On Sunday night, on Air Force One, Trump called the current Iranian leadership “a whole different group of people” who have “been very reasonable.” The next morning, he claimed on Truth Social that “The United States of America is in serious discussions with A NEW, AND MORE REASONABLE, REGIME to end our Military Operations in Iran. Great progress has been made.”

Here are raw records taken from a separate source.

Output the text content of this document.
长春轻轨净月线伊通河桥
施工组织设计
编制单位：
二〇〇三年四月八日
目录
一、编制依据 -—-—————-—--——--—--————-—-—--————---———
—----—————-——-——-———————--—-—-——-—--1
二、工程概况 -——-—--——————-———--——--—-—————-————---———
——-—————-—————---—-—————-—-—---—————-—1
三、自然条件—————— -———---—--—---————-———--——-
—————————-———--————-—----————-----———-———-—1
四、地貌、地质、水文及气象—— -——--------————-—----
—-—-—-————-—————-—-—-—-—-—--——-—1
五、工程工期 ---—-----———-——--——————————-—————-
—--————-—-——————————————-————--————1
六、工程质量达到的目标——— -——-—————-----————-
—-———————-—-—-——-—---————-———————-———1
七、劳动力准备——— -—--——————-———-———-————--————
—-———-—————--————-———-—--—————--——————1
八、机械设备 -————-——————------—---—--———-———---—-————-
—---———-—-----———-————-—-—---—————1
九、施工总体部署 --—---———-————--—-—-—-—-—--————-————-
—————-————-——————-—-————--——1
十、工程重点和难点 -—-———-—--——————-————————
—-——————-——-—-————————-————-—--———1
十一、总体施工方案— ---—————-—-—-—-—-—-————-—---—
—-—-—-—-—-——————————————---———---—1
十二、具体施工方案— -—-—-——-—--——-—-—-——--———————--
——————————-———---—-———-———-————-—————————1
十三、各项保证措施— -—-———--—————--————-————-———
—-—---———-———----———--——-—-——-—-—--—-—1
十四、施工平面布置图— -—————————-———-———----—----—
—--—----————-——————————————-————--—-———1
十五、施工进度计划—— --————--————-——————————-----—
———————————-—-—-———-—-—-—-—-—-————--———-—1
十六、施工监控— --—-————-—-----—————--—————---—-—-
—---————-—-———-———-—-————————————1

Maybe this was just Trump being fanciful. Or it could be Trump pretending to want a deal when in fact he’s planning to escalate. And it’s true that the rest of his post was less upbeat and pacific, mostly consisting of threats of war crimes against this supposedly new and enlightened Iranian regime:
if for any reason a deal is not shortly reached, which it probably will be, and if the Hormuz Strait is not immediately ‘Open for Business,’ we will conclude our lovely ‘stay’ in Iran by blowing up and completely obliterating all of their Electric Generating Plants, Oil Wells and Kharg Island (and possibly all desalination plants!), which we have purposefully not yet ‘touched.’ This will be in retribution for our many soldiers, and others, that Iran has butchered and killed over the old Regime’s 47 year ‘Reign of Terror.’ Thank you for your attention to this matter. President DONALD J. TRUMP
Still—and it might be wishful thinking on my part—these threats sound to me like bluster. And I’ll note that Trump did precede the bluster with the claim that a deal will probably be reached shortly.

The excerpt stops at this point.